Lederer, a two-time bracelet winner, registered for the WSOP’s $10,000 buy-in 2-7 Draw Lowball Championship on Saturday night and busted out of the tournament Sunday afternoon. Ferguson re-emerged June 4 and has cashed in four events thus far, including a 13th-place finish in the $565 buy-in Pot-limit Omaha tournament that concluded Saturday.

There have been no incidents involving Lederer and Ferguson, according to WSOP officials.

“(I) haven’t seen (an) impact one way or another,” WSOP executive director Ty Stewart wrote in an email to the Review-Journal. “Certainly both were very prominent players before the scandal, and there appear to be a lot of mixed emotions from the community.”

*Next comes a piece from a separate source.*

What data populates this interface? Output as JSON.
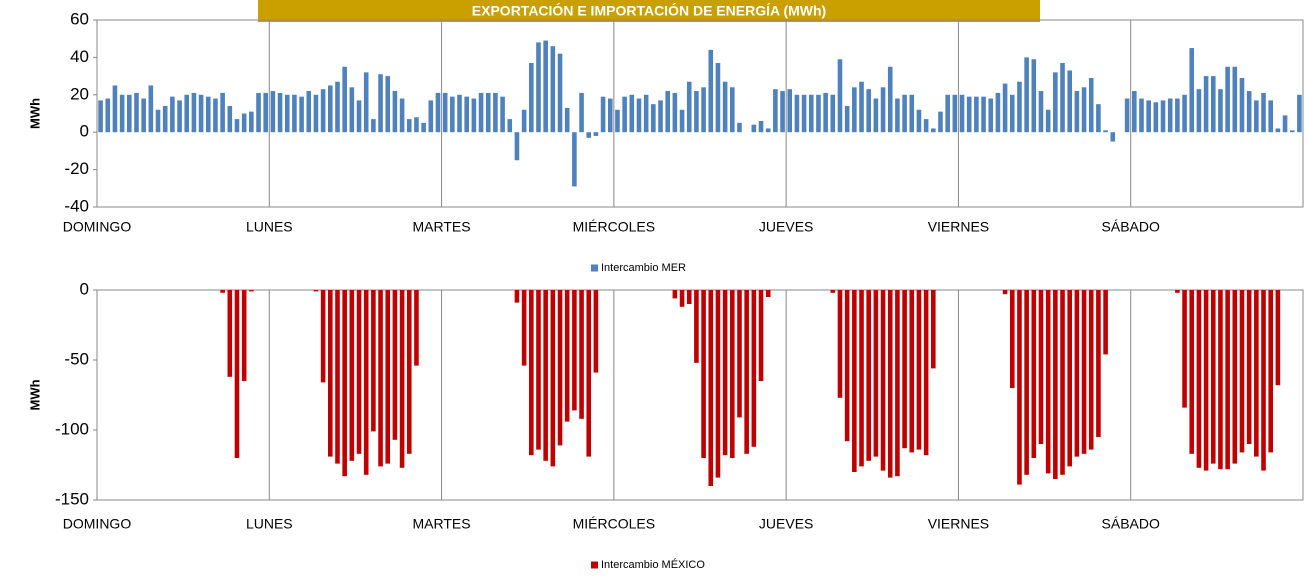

Lederer and Ferguson’s return has created an especially venomous atmosphere on social media. But a small minority of professional poker players appear willing to move on.

“Yeah, it kind of irks me a little bit seeing both Howard and Chris showing up playing $10,000 events while I’m sitting out of those, but I don’t see any value in wishing that they both just go into the desert somewhere and bury themselves,” said three-time bracelet winner Dutch Boyd, who went through a similar scandal in 2001 with his failed online poker site PokerSpot.

“Poker attracts some colorful characters, to put it lightly and mildly, so I feel like when we’re playing poker, this isn’t really the place to start throwing around moral judgments.”